Schneider talked about “putting each game in a vacuum one-by-one at this point,” something third baseman Matt Chapman, no stranger to the high-leverage tightrope, said is easier said than done.
“It's hard every day to try not to dwell too much on what happened, what you could have done better,” Chapman explained. “At this time of year, everybody's burnt a little bit. Everybody's been grinding for a long time. To be the best player and best teammate you can be tomorrow is just to flush it and let it go. Everybody's tired and it's not going to do you any good trying to figure out why this happened or why you got pitched a certain way or why you didn't make a play you should have made.
“Obviously, there are a couple of plays tonight that I wish I would have made and I'm pretty good at kicking myself for that,” he continued. “But I know that it doesn't matter anymore and as much as I wish I did it differently, it's like, hey, tomorrow, I'm going to get another opportunity to make a play for this team and help us win a game. That's what I'm focused on and I know the guys are, too.”
The Blue Jays would have had to win three straight against the Rays to give themselves the tiebreaker beginning with a Friday game that featured the usual array of miseries that tend to plague them at the Trop.
Mitch White, recalled from triple-A Buffalo to start, got bled for a pair of runs in the first, with Wander Franco dropping a 77.3-m.p.h. double just inside the left-field line to set up a run-scoring groundout by Arozarena before a Manuel Margot bunt single plated a second run.
Christian Bethancourt’s RBI double in the fourth made it 3-0 but back-to-back doubles by Teoscar Hernandez and Raimel Tapia to open the fifth cut into the lead. Tapia then took third on a Whit Merrifield fly out to deep centre, Danny Jansen walked and after George Springer struck out, Bichette ripped an RBI single. Vladimir Guerrero Jr. then tied the game with a bouncer up the middle and Alejandro Kirk, under instructions to pick his spots running after missing time last week with left hip tightness, booted it up the line to beat out an errant Isaac Paredes throw to put the Blue Jays up 4-3.
Needing a shutdown inning in the bottom half, the Blue Jays pulled White for Tim Mayza, who struck out Jonathan Aranda before Harold Ramirez singled and Wander Franco walked.

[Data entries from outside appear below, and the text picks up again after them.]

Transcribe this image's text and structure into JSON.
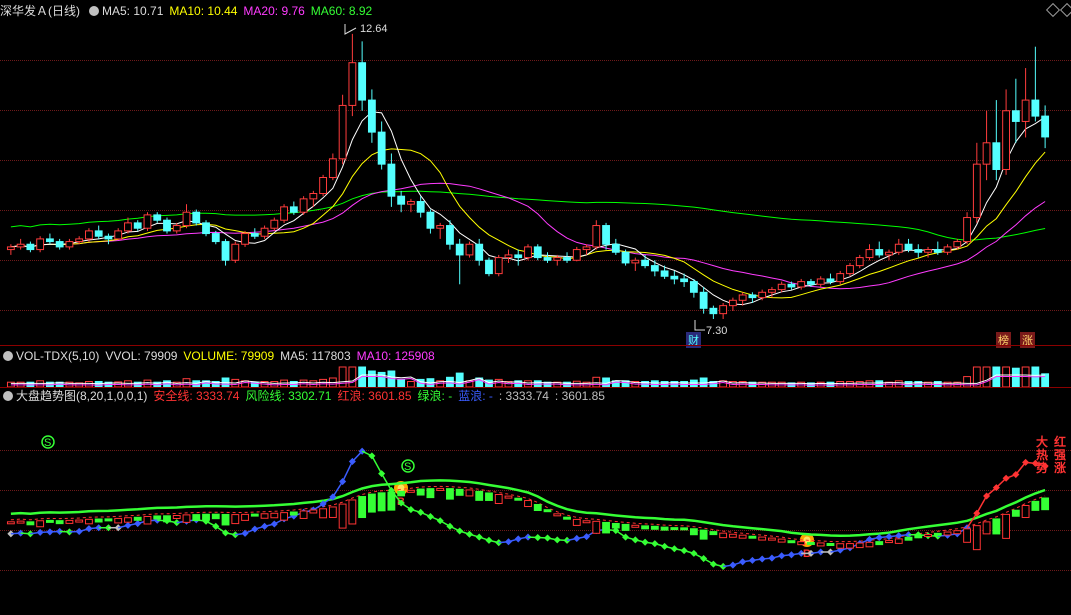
{
  "price_panel": {
    "title": "深华发Ａ(日线)",
    "ma5_label": "MA5: 10.71",
    "ma10_label": "MA10: 10.44",
    "ma20_label": "MA20: 9.76",
    "ma60_label": "MA60: 8.92",
    "high_marker": "12.64",
    "low_marker": "7.30",
    "badge_cai": "财",
    "badge_bang": "榜",
    "badge_zhang": "涨",
    "colors": {
      "up": "#ff3c3c",
      "down": "#54ffff",
      "ma5": "#ffffff",
      "ma10": "#ffff00",
      "ma20": "#ff3cff",
      "ma60": "#00ff00"
    }
  },
  "volume_panel": {
    "name": "VOL-TDX(5,10)",
    "vvol_label": "VVOL: 79909",
    "volume_label": "VOLUME: 79909",
    "ma5_label": "MA5: 117803",
    "ma10_label": "MA10: 125908"
  },
  "trend_panel": {
    "name": "大盘趋势图(8,20,1,0,0,1)",
    "safe_label": "安全线: 3333.74",
    "risk_label": "风险线: 3302.71",
    "red_wave_label": "红浪: 3601.85",
    "green_wave_label": "绿浪: -",
    "blue_wave_label": "蓝浪: -",
    "v1": ": 3333.74",
    "v2": ": 3601.85",
    "buy_mark": "B",
    "sell_mark": "S",
    "side_text": [
      "大",
      "红",
      "热",
      "强",
      "势",
      "涨"
    ]
  },
  "chart_data": {
    "type": "candlestick",
    "price_range": [
      7.3,
      12.64
    ],
    "candles": [
      [
        8.6,
        8.7,
        8.5,
        8.65
      ],
      [
        8.65,
        8.8,
        8.6,
        8.7
      ],
      [
        8.7,
        8.75,
        8.55,
        8.6
      ],
      [
        8.6,
        8.85,
        8.55,
        8.8
      ],
      [
        8.8,
        8.9,
        8.7,
        8.75
      ],
      [
        8.75,
        8.8,
        8.6,
        8.65
      ],
      [
        8.65,
        8.8,
        8.6,
        8.75
      ],
      [
        8.75,
        8.85,
        8.7,
        8.8
      ],
      [
        8.8,
        9.0,
        8.75,
        8.95
      ],
      [
        8.95,
        9.05,
        8.8,
        8.85
      ],
      [
        8.85,
        8.9,
        8.7,
        8.8
      ],
      [
        8.8,
        9.0,
        8.78,
        8.95
      ],
      [
        8.95,
        9.2,
        8.9,
        9.1
      ],
      [
        9.1,
        9.15,
        8.95,
        9.0
      ],
      [
        9.0,
        9.3,
        8.95,
        9.25
      ],
      [
        9.25,
        9.3,
        9.1,
        9.15
      ],
      [
        9.15,
        9.2,
        8.9,
        8.95
      ],
      [
        8.95,
        9.1,
        8.9,
        9.05
      ],
      [
        9.05,
        9.45,
        9.0,
        9.3
      ],
      [
        9.3,
        9.35,
        9.05,
        9.1
      ],
      [
        9.1,
        9.15,
        8.85,
        8.9
      ],
      [
        8.9,
        8.95,
        8.7,
        8.75
      ],
      [
        8.75,
        8.8,
        8.3,
        8.4
      ],
      [
        8.4,
        8.75,
        8.35,
        8.7
      ],
      [
        8.7,
        8.95,
        8.65,
        8.9
      ],
      [
        8.9,
        9.0,
        8.8,
        8.85
      ],
      [
        8.85,
        9.05,
        8.8,
        9.0
      ],
      [
        9.0,
        9.2,
        8.95,
        9.15
      ],
      [
        9.15,
        9.45,
        9.1,
        9.4
      ],
      [
        9.4,
        9.5,
        9.25,
        9.3
      ],
      [
        9.3,
        9.6,
        9.25,
        9.55
      ],
      [
        9.55,
        9.7,
        9.4,
        9.65
      ],
      [
        9.65,
        10.0,
        9.6,
        9.95
      ],
      [
        9.95,
        10.4,
        9.9,
        10.3
      ],
      [
        10.3,
        11.5,
        10.2,
        11.3
      ],
      [
        11.3,
        12.64,
        11.1,
        12.1
      ],
      [
        12.1,
        12.5,
        11.2,
        11.4
      ],
      [
        11.4,
        11.6,
        10.6,
        10.8
      ],
      [
        10.8,
        11.0,
        10.1,
        10.2
      ],
      [
        10.2,
        10.4,
        9.4,
        9.6
      ],
      [
        9.6,
        9.7,
        9.3,
        9.45
      ],
      [
        9.45,
        9.55,
        9.3,
        9.5
      ],
      [
        9.5,
        9.6,
        9.2,
        9.3
      ],
      [
        9.3,
        9.35,
        8.9,
        9.0
      ],
      [
        9.0,
        9.1,
        8.8,
        9.05
      ],
      [
        9.05,
        9.15,
        8.6,
        8.7
      ],
      [
        8.7,
        8.8,
        7.95,
        8.5
      ],
      [
        8.5,
        8.75,
        8.45,
        8.7
      ],
      [
        8.7,
        8.8,
        8.3,
        8.4
      ],
      [
        8.4,
        8.45,
        8.1,
        8.15
      ],
      [
        8.15,
        8.5,
        8.1,
        8.45
      ],
      [
        8.45,
        8.6,
        8.35,
        8.5
      ],
      [
        8.5,
        8.6,
        8.3,
        8.45
      ],
      [
        8.45,
        8.7,
        8.4,
        8.65
      ],
      [
        8.65,
        8.7,
        8.4,
        8.45
      ],
      [
        8.45,
        8.55,
        8.35,
        8.4
      ],
      [
        8.4,
        8.5,
        8.3,
        8.45
      ],
      [
        8.45,
        8.55,
        8.35,
        8.4
      ],
      [
        8.4,
        8.65,
        8.38,
        8.6
      ],
      [
        8.6,
        8.7,
        8.5,
        8.65
      ],
      [
        8.65,
        9.15,
        8.6,
        9.05
      ],
      [
        9.05,
        9.1,
        8.6,
        8.7
      ],
      [
        8.7,
        8.8,
        8.5,
        8.55
      ],
      [
        8.55,
        8.6,
        8.3,
        8.35
      ],
      [
        8.35,
        8.45,
        8.2,
        8.4
      ],
      [
        8.4,
        8.5,
        8.25,
        8.3
      ],
      [
        8.3,
        8.4,
        8.1,
        8.2
      ],
      [
        8.2,
        8.3,
        8.05,
        8.1
      ],
      [
        8.1,
        8.2,
        7.95,
        8.05
      ],
      [
        8.05,
        8.15,
        7.9,
        8.0
      ],
      [
        8.0,
        8.05,
        7.7,
        7.8
      ],
      [
        7.8,
        7.9,
        7.4,
        7.5
      ],
      [
        7.5,
        7.55,
        7.3,
        7.4
      ],
      [
        7.4,
        7.6,
        7.3,
        7.55
      ],
      [
        7.55,
        7.7,
        7.45,
        7.65
      ],
      [
        7.65,
        7.8,
        7.55,
        7.75
      ],
      [
        7.75,
        7.8,
        7.6,
        7.7
      ],
      [
        7.7,
        7.85,
        7.65,
        7.8
      ],
      [
        7.8,
        7.9,
        7.7,
        7.85
      ],
      [
        7.85,
        8.0,
        7.8,
        7.95
      ],
      [
        7.95,
        8.0,
        7.85,
        7.9
      ],
      [
        7.9,
        8.05,
        7.85,
        8.0
      ],
      [
        8.0,
        8.05,
        7.9,
        7.95
      ],
      [
        7.95,
        8.1,
        7.9,
        8.05
      ],
      [
        8.05,
        8.15,
        7.95,
        8.0
      ],
      [
        8.0,
        8.2,
        7.95,
        8.15
      ],
      [
        8.15,
        8.35,
        8.1,
        8.3
      ],
      [
        8.3,
        8.5,
        8.25,
        8.45
      ],
      [
        8.45,
        8.7,
        8.4,
        8.6
      ],
      [
        8.6,
        8.75,
        8.45,
        8.5
      ],
      [
        8.5,
        8.6,
        8.4,
        8.55
      ],
      [
        8.55,
        8.8,
        8.5,
        8.7
      ],
      [
        8.7,
        8.8,
        8.55,
        8.6
      ],
      [
        8.6,
        8.7,
        8.45,
        8.55
      ],
      [
        8.55,
        8.65,
        8.45,
        8.6
      ],
      [
        8.6,
        8.75,
        8.5,
        8.55
      ],
      [
        8.55,
        8.7,
        8.5,
        8.65
      ],
      [
        8.65,
        8.8,
        8.6,
        8.75
      ],
      [
        8.75,
        9.3,
        8.7,
        9.2
      ],
      [
        9.2,
        10.6,
        9.1,
        10.2
      ],
      [
        10.2,
        11.2,
        9.9,
        10.6
      ],
      [
        10.6,
        11.4,
        9.9,
        10.1
      ],
      [
        10.1,
        11.6,
        10.0,
        11.2
      ],
      [
        11.2,
        11.8,
        10.6,
        11.0
      ],
      [
        11.0,
        12.0,
        10.7,
        11.4
      ],
      [
        11.4,
        12.4,
        11.0,
        11.1
      ],
      [
        11.1,
        11.3,
        10.5,
        10.71
      ]
    ]
  }
}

In came Anthony Bass and he got up 1-2 on Arozarena, who then slashed the fourth straight slider he saw over the wall in right field to put the Rays back up 6-4.
The Blue Jays tied it in the sixth on a Jansen RBI single and Springer sacrifice fly but Guerrero struck out with two on to end the frame and things stood there until the game unravelled on Yimi Garcia in the eighth, just as it did Wednesday in Philadelphia.
A Ji-Man Choi walk to open the inning started the trouble before Miles Mastrobuoni followed with a base hit that sent pinch-runner Walls to third. The shallow fly by Peralta followed and the Rays poured it on from there.
“I thought (Garcia) made great pitches to Choi,” said Schneider. “Really close 3-2 pitch, really close 2-2 pitch and you trust that you want the players to have the result of the outcome of the game in their hands. That happens sometimes.”
More than sometimes for the Blue Jays at the Trop, the baseball stadium with a warehouse-shopping-mall vibe Chapman diplomatically said is “an interesting place to play.”
“A little bit different – just different in every way,” he continued. “It's kind of hard to put your finger on why it is different. I've obviously only come once a year until this year. But definitely it takes some adjusting, definitely takes some getting used to. But it's a good team we are playing. They play well at their home field just like we do. When you're on the road here, you know that you're in for a tough game and you've got to find alternate ways to just win.”
Mantra for the moment for the Blue Jays.